Our orbit around our sun is fixed.

Our sun’s orbit in the milky way is relatively fixed.

The milky way’s orbit is almost certainly also containing some level of habit in its context.

But the space we move in, the space we travel in, is in constant change because the cosmos is moving and there really is no fixed point.

So, the space we are in is constantly changing.

Being authentically male, yet adaptive and staying broken

This is the ‘great new transition’, or ‘the great shift’. So, the only constant at this time is rapid change. Often exponentially rapid, depending on what changes you look at.

As is sort of said in Zen Buddhism, if you attach to any fixed idea about yourself or the world, you’ll lose your head sooner or later. And that’s certainly true right now.

I’m sat here reflecting on seven years of brokenness. Seven years of drifting in and out of different kinds of barely skilled jobs.

I’m lucky though. Where I work, most of the staff are at least aware of this shift, if not proactively and creatively working on adaptation in their own lives. (We have a wormery. How many employers have a wormery!)

But the job I do doesn’t quite feel vibrationally right, because during this personal transition I found out what it is to be authentic, to be whole, to be present, to come into my own, and to be the man I am.

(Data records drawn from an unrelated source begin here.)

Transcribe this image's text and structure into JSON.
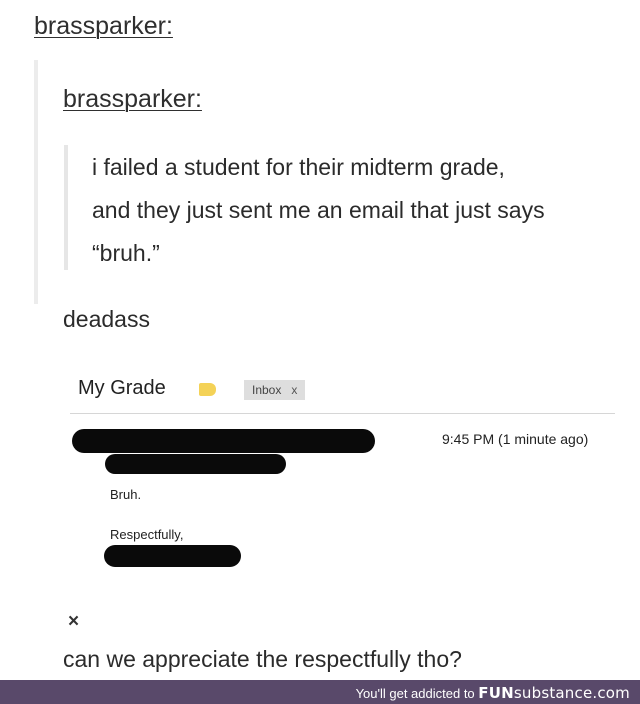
{
  "post": {
    "username_outer": "brassparker:",
    "username_inner": "brassparker:",
    "quote_lines": [
      "i failed a student for their midterm grade,",
      "and they just sent me an email that just says",
      "“bruh.”"
    ],
    "reply": "deadass",
    "comment": "can we appreciate the respectfully tho?",
    "close_symbol": "×"
  },
  "email": {
    "subject": "My Grade",
    "label_color": "#f4d257",
    "inbox_chip": "Inbox",
    "inbox_chip_close": "x",
    "timestamp": "9:45 PM (1 minute ago)",
    "body_line1": "Bruh.",
    "body_line2": "Respectfully,"
  },
  "footer": {
    "tagline": "You'll get addicted to ",
    "brand_bold": "FUN",
    "brand_rest": "substance.com",
    "background": "#59496a"
  },
  "icons": {
    "label": "label-tag-icon",
    "close": "close-icon"
  }
}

At the same time maleness is covered over with so many layers of ‘fixedness’ it’s almost impossible to think about being authentically male during a time of transition without attaching to those fixed ideas for want of apparent solidity and certainty.

All men fix on ideas of the role of the man at some level and some stage. It’s what maleness often is; it defines itself in opposition to the feminine, whereas the feminine just gets on with it.

Much has been written about these themes by others. Authentically adult and authentically male is not impossible.

But it’s not really that I’m struggling with.

I still don’t know where to put myself. I don’t know what I want ‘to do’ for myself. I’m still just going around pleasing others šŸ˜¦

Where is my highest excitement?

‘Act on your highest excitement to the best of your ability with no expectation of the outcome’ – Bashar.